Forte del primato in solitaria nel girone Sud dell’A2 femminile di basket, La Molisana Magnolia Campobasso inizia un ciclo di due gare interne consecutive con Cus Cagliari e Ariano Irpino (2 novembre) in cui provare a blindare la leadership, dovendo affrontare poi due delle tre inseguitrici (con il Nico Basket) dei #fioridacciaio.

In un orario insolito (palla a due ore 15.30), le campobassane proveranno a centrare il quinto exploit in altrettante gare affrontate. «L’intento – spiega coach Sabatelli – è quello di continuare sulla scia di quanto fatto sinora, cercando di migliorare sempre più le nostre caratteristiche e le basi di quella che è la filosofia di gioco che ci contraddistingue. Quanto all’orario, certo non è quello cui siamo abituati, ma non dobbiamo pensare a questo aspetto. Quale che sia il momento della giornata in cui si svolgeranno le singole gare, l’importante sarà far emergere la mentalità alla base di questo gruppo».

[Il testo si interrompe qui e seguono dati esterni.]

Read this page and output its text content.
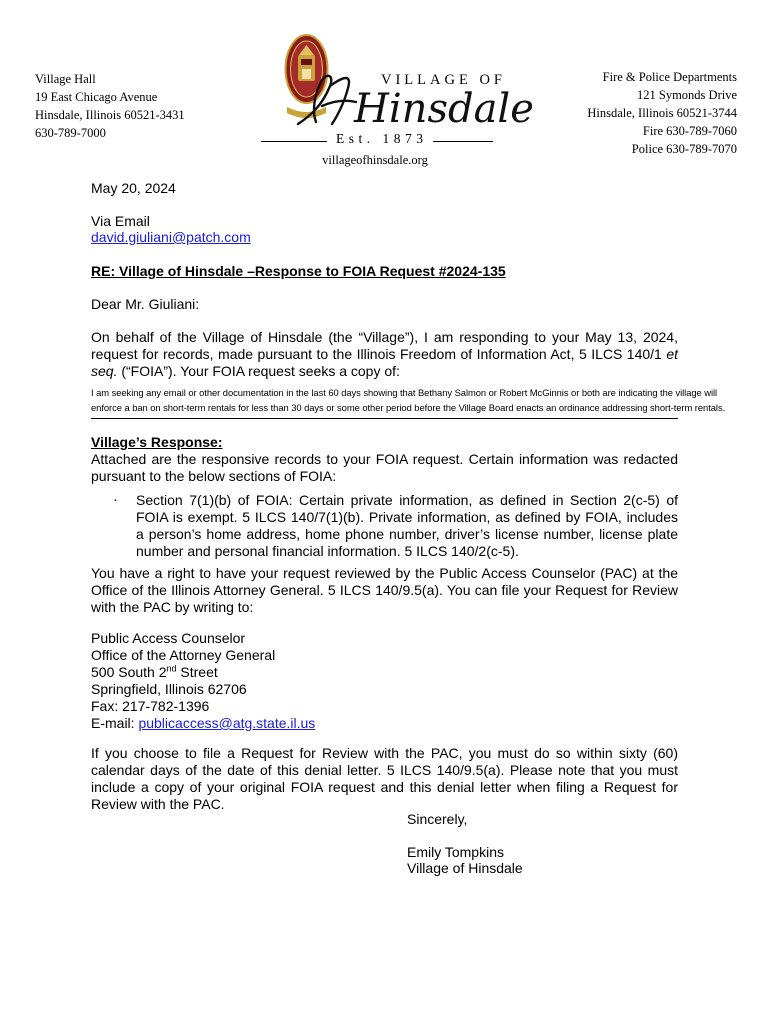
Village Hall
19 East Chicago Avenue
Hinsdale, Illinois 60521-3431
630-789-7000
Fire & Police Departments
121 Symonds Drive
Hinsdale, Illinois 60521-3744
Fire 630-789-7060
Police 630-789-7070
VILLAGE OF
Hinsdale
Est. 1873
villageofhinsdale.org
May 20, 2024
Via Email
david.giuliani@patch.com
RE: Village of Hinsdale –Response to FOIA Request #2024-135
Dear Mr. Giuliani:
On behalf of the Village of Hinsdale (the “Village”), I am responding to your May 13, 2024, request for records, made pursuant to the Illinois Freedom of Information Act, 5 ILCS 140/1 et seq. (“FOIA”). Your FOIA request seeks a copy of:
I am seeking any email or other documentation in the last 60 days showing that Bethany Salmon or Robert McGinnis or both are indicating the village will
enforce a ban on short-term rentals for less than 30 days or some other period before the Village Board enacts an ordinance addressing short-term rentals.
Village’s Response:
Attached are the responsive records to your FOIA request. Certain information was redacted pursuant to the below sections of FOIA:
· Section 7(1)(b) of FOIA: Certain private information, as defined in Section 2(c-5) of FOIA is exempt. 5 ILCS 140/7(1)(b). Private information, as defined by FOIA, includes a person’s home address, home phone number, driver’s license number, license plate number and personal financial information. 5 ILCS 140/2(c-5).
You have a right to have your request reviewed by the Public Access Counselor (PAC) at the Office of the Illinois Attorney General. 5 ILCS 140/9.5(a). You can file your Request for Review with the PAC by writing to:
Public Access Counselor
Office of the Attorney General
500 South 2nd Street
Springfield, Illinois 62706
Fax: 217-782-1396
E-mail: publicaccess@atg.state.il.us
If you choose to file a Request for Review with the PAC, you must do so within sixty (60) calendar days of the date of this denial letter. 5 ILCS 140/9.5(a). Please note that you must include a copy of your original FOIA request and this denial letter when filing a Request for Review with the PAC.
Sincerely,
Emily Tompkins
Village of Hinsdale
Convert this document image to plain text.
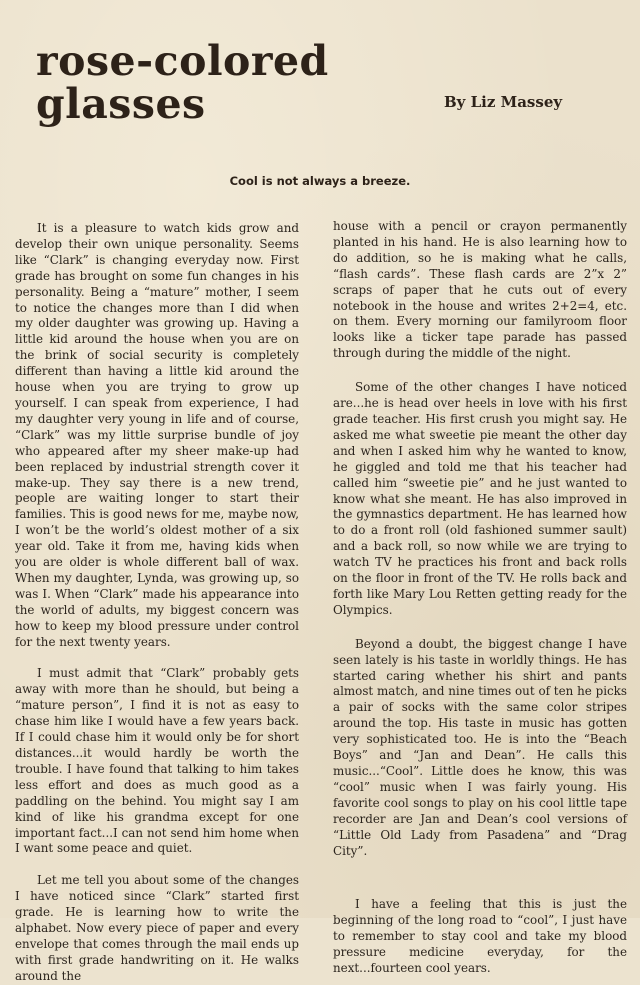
rose-colored
glasses	By Liz Massey
Cool is not always a breeze.

It is a pleasure to watch kids grow and develop their own unique personality. Seems like “Clark” is changing everyday now. First grade has brought on some fun changes in his personality. Being a “mature” mother, I seem to notice the changes more than I did when my older daughter was growing up. Having a little kid around the house when you are on the brink of social security is completely different than having a little kid around the house when you are trying to grow up yourself. I can speak from experience, I had my daughter very young in life and of course, “Clark” was my little surprise bundle of joy who appeared after my sheer make-up had been replaced by industrial strength cover it make-up. They say there is a new trend, people are waiting longer to start their families. This is good news for me, maybe now, I won’t be the world’s oldest mother of a six year old. Take it from me, having kids when you are older is whole different ball of wax. When my daughter, Lynda, was growing up, so was I. When “Clark” made his appearance into the world of adults, my biggest concern was how to keep my blood pressure under control for the next twenty years.

I must admit that “Clark” probably gets away with more than he should, but being a “mature person”, I find it is not as easy to chase him like I would have a few years back. If I could chase him it would only be for short distances...it would hardly be worth the trouble. I have found that talking to him takes less effort and does as much good as a paddling on the behind. You might say I am kind of like his grandma except for one important fact...I can not send him home when I want some peace and quiet.

Let me tell you about some of the changes I have noticed since “Clark” started first grade. He is learning how to write the alphabet. Now every piece of paper and every envelope that comes through the mail ends up with first grade handwriting on it. He walks around the

house with a pencil or crayon permanently planted in his hand. He is also learning how to do addition, so he is making what he calls, “flash cards”. These flash cards are 2”x 2” scraps of paper that he cuts out of every notebook in the house and writes 2+2=4, etc. on them. Every morning our familyroom floor looks like a ticker tape parade has passed through during the middle of the night.

Some of the other changes I have noticed are...he is head over heels in love with his first grade teacher. His first crush you might say. He asked me what sweetie pie meant the other day and when I asked him why he wanted to know, he giggled and told me that his teacher had called him “sweetie pie” and he just wanted to know what she meant. He has also improved in the gymnastics department. He has learned how to do a front roll (old fashioned summer sault) and a back roll, so now while we are trying to watch TV he practices his front and back rolls on the floor in front of the TV. He rolls back and forth like Mary Lou Retten getting ready for the Olympics.

Beyond a doubt, the biggest change I have seen lately is his taste in worldly things. He has started caring whether his shirt and pants almost match, and nine times out of ten he picks a pair of socks with the same color stripes around the top. His taste in music has gotten very sophisticated too. He is into the “Beach Boys” and “Jan and Dean”. He calls this music...“Cool”. Little does he know, this was “cool” music when I was fairly young. His favorite cool songs to play on his cool little tape recorder are Jan and Dean’s cool versions of “Little Old Lady from Pasadena” and “Drag City”.

I have a feeling that this is just the beginning of the long road to “cool”, I just have to remember to stay cool and take my blood pressure medicine everyday, for the next...fourteen cool years.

Tra l’altro, il nuovo innesto senior (l’ala croata Mia Mašić, all’esordio in occasione della sfida con le isolane) ha fatto sì che la qualità degli allenamenti sia salita ulteriormente, il che ha reso l’avvicinamento all’appuntamento sul parquet particolarmente funzionale. «Abbiamo dato vita a sedute davvero produttive – riconosce il tecnico – e questo è un ottimo viatico verso la contesa, anche perché, solitamente, le partite sono la sintesi di quella che è la preparazione». Da un punto di vista fisico, la situazione in casa rossoblù è serena. Non si segnalano particolari problematiche. C’è qualche piccolo fastidio, come nel caso del capitano Roberta Di Gregorio, ampiamente risolvibile però in prospettiva del match. Sul versante opposto il Cus Cagliari del tecnico Federico Xaxa è formazione con diversi elementi di categoria come la lunga ex Palermo Paola Novati, l’esterna ex Moncalieri Arianna Landi, la confermata playmaker Erika Striulli e la pivot slovena Ana Ljubenovic per quello che è un quintetto di tutto rilievo «cui – spiega Sabatelli – dovremo prestare particolare attenzione». Per rendere effettivi questi intenti, nel piano partita elaborato dallo staff tecnico rossoblù, ci sono dei riferimenti assoluti. «Così come nelle gare precedenti, dovremo gestire il canovaccio della contesa – sintetizza – incanalandola sui nostri binari con intensità e velocità senza però farci prendere dalla fretta, rischiando così di andare in confusione. Senz’altro, la presenza di Mia aumenta la nostra qualità offensiva, che sinora non poteva contare sulle caratteristiche di una giocatrice come Camille. In una fase come questa, in cui dovremo rimodellare gli equilibri tecnico-tattici in virtù dell’inserimento di Mašić, sarà comunque importante avere grande pazienza. Tuttavia, con certezza posso ribadire che, da parte di tutta la squadra, c’è la voglia di proseguire sulla rotta di un cammino indubbiamente confortante».